WASHINGTON – Comedy Central devotees may remember how lawyer, actor, economist and Silver Spring native Ben Stein protected his money on his game show, but Stein’s preservation efforts were not designed to bring laughs Tuesday morning.
Stein, an author as well as the star of “Win Ben Stein’s Money,” helped the Civil War Preservation Trust unveil its annual report of the 10 most endangered battlefields, including Maryland sites in the Circle Forts of Washington.
“These battlefields are sacred,” Stein said. “They’re not just beautiful, or important, they’re sacred.”
The Circle Forts of Washington, 68 bulwarks built to protect the capital from Confederate assault, made the trust’s most-endangered 10 list this year. Three of those sites — Battery Bailey, Fort Foote and the Fort Lincoln Cemetery — are in Maryland, said Benjamin Franklin Cooling, associate dean of academic programs at the Industrial College of the Armed Forces National Defense University.
At the start of the Civil War, Washington was not fortified like European capitals, Cooling said. The federal government erected the forts to successfully defend the city.
Visitors can still see the earthen structures at Battery Bailey in Chevy Chase and Fort Foote in Prince George’s County, but preservation funding is tight, Cooling said.
“Through the years, they’ve been neglected,” he said.
Stein helped draw attention to the problem of preserving these sites during a news conference Tuesday. His interest in the Civil War came naturally.
As a child in Silver Spring, Stein’s house was near former slave quarters and down the street from Montgomery Blair’s historic house on Colesville Road. Stein would find musket balls around town and noticed a mural of Confederate General Jubal Early hanging in a local restaurant.
These local reminders of America’s bloodiest war inspired Stein to preserve sites for future generations and, on Tuesday, to expound on stories of the Civil War.

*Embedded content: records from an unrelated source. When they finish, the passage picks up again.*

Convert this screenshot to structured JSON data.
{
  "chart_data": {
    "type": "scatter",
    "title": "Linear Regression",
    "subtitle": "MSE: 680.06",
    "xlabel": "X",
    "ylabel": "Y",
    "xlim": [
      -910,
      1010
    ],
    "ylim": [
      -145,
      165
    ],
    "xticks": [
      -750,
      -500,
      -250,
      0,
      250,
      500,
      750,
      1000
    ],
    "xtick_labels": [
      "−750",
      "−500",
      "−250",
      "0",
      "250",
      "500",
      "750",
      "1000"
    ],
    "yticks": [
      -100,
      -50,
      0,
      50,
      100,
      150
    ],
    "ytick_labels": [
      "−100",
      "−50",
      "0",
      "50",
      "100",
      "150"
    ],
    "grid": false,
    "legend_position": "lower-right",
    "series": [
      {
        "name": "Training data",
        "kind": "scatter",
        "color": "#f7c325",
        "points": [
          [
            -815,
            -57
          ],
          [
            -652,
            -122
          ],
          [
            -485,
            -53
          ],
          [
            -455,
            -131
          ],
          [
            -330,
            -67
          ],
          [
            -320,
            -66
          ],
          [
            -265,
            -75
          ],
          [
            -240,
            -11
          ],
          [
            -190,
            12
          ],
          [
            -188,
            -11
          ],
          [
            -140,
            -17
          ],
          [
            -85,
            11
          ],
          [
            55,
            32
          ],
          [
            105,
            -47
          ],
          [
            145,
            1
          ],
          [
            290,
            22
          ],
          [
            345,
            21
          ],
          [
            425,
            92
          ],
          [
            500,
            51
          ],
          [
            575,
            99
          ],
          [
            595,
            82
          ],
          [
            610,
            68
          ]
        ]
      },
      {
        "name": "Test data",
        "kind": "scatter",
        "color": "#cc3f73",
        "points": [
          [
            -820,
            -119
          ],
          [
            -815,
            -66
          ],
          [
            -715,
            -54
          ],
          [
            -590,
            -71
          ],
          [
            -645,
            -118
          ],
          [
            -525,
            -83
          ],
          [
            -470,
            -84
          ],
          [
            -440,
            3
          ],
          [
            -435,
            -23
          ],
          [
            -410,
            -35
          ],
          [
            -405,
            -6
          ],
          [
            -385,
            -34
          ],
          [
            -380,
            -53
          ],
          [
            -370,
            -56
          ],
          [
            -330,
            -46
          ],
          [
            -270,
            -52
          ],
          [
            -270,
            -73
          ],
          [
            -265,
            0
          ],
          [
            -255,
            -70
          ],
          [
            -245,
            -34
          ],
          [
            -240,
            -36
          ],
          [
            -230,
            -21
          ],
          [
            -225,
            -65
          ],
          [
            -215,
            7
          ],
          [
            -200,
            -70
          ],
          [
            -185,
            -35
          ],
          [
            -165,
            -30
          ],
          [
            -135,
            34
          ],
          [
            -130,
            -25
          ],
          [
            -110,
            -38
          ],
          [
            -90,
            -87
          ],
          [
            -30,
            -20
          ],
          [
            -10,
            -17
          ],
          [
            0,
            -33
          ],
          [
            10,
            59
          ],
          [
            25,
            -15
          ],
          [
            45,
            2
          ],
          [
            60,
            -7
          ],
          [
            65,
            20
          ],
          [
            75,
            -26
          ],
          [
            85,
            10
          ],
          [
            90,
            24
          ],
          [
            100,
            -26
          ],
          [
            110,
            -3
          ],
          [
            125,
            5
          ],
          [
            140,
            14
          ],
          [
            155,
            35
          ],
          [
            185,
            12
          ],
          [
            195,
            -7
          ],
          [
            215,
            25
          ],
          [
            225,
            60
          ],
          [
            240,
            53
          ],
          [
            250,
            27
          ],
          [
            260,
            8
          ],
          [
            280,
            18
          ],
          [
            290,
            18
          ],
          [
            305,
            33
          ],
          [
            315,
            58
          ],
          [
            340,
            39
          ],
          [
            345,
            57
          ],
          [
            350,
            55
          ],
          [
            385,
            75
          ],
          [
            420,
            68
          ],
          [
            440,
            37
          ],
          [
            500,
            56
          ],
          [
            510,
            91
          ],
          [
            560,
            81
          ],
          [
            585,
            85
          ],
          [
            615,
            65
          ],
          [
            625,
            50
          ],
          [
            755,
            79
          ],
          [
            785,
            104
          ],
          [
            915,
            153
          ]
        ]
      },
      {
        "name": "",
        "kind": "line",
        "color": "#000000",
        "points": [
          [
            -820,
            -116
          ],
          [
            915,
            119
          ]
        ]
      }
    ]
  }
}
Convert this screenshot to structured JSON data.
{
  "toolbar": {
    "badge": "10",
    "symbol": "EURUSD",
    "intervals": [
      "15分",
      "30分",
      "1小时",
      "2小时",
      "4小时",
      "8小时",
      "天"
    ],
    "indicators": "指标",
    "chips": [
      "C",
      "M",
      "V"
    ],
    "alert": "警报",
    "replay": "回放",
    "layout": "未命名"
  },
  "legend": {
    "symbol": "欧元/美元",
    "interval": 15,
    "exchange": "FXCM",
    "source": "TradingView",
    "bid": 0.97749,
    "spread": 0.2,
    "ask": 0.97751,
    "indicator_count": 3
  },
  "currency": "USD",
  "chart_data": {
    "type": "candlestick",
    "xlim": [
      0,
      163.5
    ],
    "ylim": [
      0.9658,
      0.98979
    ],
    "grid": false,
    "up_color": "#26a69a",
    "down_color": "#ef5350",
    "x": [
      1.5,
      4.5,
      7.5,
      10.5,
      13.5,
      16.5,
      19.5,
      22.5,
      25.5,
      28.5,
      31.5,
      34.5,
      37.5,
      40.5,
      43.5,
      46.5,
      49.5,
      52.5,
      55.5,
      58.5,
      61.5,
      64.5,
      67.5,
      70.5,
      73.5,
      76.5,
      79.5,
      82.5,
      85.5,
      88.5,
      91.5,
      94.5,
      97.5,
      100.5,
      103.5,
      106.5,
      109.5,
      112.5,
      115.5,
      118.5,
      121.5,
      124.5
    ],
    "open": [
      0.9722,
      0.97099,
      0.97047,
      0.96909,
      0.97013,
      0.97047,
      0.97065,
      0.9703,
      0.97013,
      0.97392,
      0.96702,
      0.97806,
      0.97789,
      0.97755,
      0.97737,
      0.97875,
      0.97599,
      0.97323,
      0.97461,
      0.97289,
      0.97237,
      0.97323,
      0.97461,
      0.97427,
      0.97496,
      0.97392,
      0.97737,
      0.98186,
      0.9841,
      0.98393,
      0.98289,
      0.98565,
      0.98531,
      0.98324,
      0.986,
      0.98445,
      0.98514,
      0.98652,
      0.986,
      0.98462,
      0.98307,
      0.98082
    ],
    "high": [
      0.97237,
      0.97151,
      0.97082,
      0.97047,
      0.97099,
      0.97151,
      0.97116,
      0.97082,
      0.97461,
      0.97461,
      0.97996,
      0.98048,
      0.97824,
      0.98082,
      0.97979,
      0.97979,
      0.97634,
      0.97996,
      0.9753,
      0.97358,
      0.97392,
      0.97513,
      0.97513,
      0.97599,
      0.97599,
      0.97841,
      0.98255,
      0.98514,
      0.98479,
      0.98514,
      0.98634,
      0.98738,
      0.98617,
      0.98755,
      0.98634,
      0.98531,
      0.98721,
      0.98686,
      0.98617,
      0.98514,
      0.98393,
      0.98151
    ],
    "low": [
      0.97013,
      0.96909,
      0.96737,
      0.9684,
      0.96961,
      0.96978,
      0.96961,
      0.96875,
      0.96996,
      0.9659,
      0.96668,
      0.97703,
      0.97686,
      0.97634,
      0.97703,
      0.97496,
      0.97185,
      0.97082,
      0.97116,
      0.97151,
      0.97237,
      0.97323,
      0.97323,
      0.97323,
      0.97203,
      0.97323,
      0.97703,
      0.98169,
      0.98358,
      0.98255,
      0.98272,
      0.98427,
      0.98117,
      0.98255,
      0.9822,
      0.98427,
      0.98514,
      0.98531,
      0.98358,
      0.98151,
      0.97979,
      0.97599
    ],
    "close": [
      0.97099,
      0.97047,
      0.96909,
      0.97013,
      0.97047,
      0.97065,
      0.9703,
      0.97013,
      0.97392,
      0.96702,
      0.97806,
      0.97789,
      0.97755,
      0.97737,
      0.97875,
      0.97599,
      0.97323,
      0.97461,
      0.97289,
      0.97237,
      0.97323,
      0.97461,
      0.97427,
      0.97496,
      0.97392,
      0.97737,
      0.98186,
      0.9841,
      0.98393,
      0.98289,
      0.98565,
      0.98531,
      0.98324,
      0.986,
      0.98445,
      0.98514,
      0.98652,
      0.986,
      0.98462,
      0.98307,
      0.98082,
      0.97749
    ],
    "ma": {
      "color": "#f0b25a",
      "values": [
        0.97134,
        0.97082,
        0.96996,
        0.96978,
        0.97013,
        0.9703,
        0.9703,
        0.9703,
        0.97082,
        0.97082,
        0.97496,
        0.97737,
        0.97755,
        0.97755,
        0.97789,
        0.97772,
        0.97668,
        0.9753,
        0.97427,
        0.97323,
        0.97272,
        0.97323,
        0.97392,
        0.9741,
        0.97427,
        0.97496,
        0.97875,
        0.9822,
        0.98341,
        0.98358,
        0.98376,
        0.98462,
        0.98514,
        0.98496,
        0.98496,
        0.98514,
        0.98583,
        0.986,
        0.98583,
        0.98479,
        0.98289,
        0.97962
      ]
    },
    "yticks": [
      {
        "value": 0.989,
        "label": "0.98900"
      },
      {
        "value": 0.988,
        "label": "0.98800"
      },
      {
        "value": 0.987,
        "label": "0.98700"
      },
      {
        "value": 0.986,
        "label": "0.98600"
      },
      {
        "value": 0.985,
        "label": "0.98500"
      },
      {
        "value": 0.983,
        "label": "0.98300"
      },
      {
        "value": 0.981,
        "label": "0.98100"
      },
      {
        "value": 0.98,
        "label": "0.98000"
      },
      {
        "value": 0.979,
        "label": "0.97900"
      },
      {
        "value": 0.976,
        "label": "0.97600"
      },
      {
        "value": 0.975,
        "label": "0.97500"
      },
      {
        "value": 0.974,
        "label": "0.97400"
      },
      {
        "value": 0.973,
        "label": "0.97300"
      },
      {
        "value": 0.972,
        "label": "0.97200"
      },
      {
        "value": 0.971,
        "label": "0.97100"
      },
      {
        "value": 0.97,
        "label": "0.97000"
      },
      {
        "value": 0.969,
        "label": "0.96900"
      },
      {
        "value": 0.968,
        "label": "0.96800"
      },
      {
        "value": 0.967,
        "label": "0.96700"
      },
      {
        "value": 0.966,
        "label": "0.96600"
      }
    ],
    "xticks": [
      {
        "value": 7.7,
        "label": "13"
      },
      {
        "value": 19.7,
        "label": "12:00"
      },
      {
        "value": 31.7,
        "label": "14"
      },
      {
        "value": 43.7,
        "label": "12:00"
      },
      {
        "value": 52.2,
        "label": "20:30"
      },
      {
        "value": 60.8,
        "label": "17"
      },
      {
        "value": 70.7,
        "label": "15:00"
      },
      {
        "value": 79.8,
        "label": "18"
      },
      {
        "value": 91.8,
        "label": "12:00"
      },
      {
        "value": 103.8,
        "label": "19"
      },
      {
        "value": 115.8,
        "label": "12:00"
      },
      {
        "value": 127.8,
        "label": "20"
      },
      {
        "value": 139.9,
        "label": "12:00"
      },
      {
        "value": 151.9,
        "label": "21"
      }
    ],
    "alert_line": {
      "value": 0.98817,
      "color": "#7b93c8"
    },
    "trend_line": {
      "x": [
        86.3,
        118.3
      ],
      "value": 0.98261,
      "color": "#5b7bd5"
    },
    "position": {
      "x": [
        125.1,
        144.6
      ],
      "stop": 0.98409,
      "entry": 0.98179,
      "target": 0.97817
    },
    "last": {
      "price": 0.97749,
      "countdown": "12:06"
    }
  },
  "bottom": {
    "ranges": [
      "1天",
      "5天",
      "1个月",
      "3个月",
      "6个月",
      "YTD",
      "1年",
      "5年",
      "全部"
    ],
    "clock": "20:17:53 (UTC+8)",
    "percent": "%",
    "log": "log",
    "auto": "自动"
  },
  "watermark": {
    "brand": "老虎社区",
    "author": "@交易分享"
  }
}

On the way to Washington, General Early’s men raided Blair’s house and found a good-sized vat of alcohol, Stein recounted. The ensuing drunkenness put Early’s troops back a day and bought Union forces more time to defend the capital, he said.
“We all grew up knowing that,” he said, referring to his childhood community.
Silver Spring has developed nicely over the years, Stein said, but there is “a lot to be done” for Civil War preservation.
The trust fears that people will recognize fewer Civil War sites as commercial development and highways encroach on historic lands. A pizza restaurant stands where one general died in Franklin, Tenn., Stein said. In Gettysburg, Pa., there are plans to build a casino near the hallowed battlefield, an idea Stein called “bizarre.”
When we celebrate the fallen heroes of the Civil War, he said, we honor the American fighters of today in Iraq.
“The courage that was shown in that war was breathtaking,” he said. “We need that courage now more than ever.”
Despite the solemn tone of his remarks, Stein’s familiar wit came through more than once. For instance, he said Civil War figures built this nation and not magazine cover darlings “Nick and Jessica.”
Stein is no stranger to celebrity glitz, however. He attended Montgomery Blair High School with television anchor Connie Chung, investigative reporter Carl Bernstein and actress Goldie Hawn in the early 1960s, he said. He also attended Montgomery Hills Junior High School with actor Sylvester Stallone.
Stein’s own celebrity includes a long list of on-screen credits, including a teacher role in the 1980s cult classic “Ferris Bueller’s Day Off” and as host of his Daytime Emmy Award-winning game show. He writes a regular column for American Spectator magazine.
Harriett Condon, of Middleburg, Va., was a member of Montgomery Blair High School’s Class of ’63 and watched Stein speak Tuesday. She said he hasn’t changed a bit.
“He was always a good wit,” she said. “He was just a good role model.”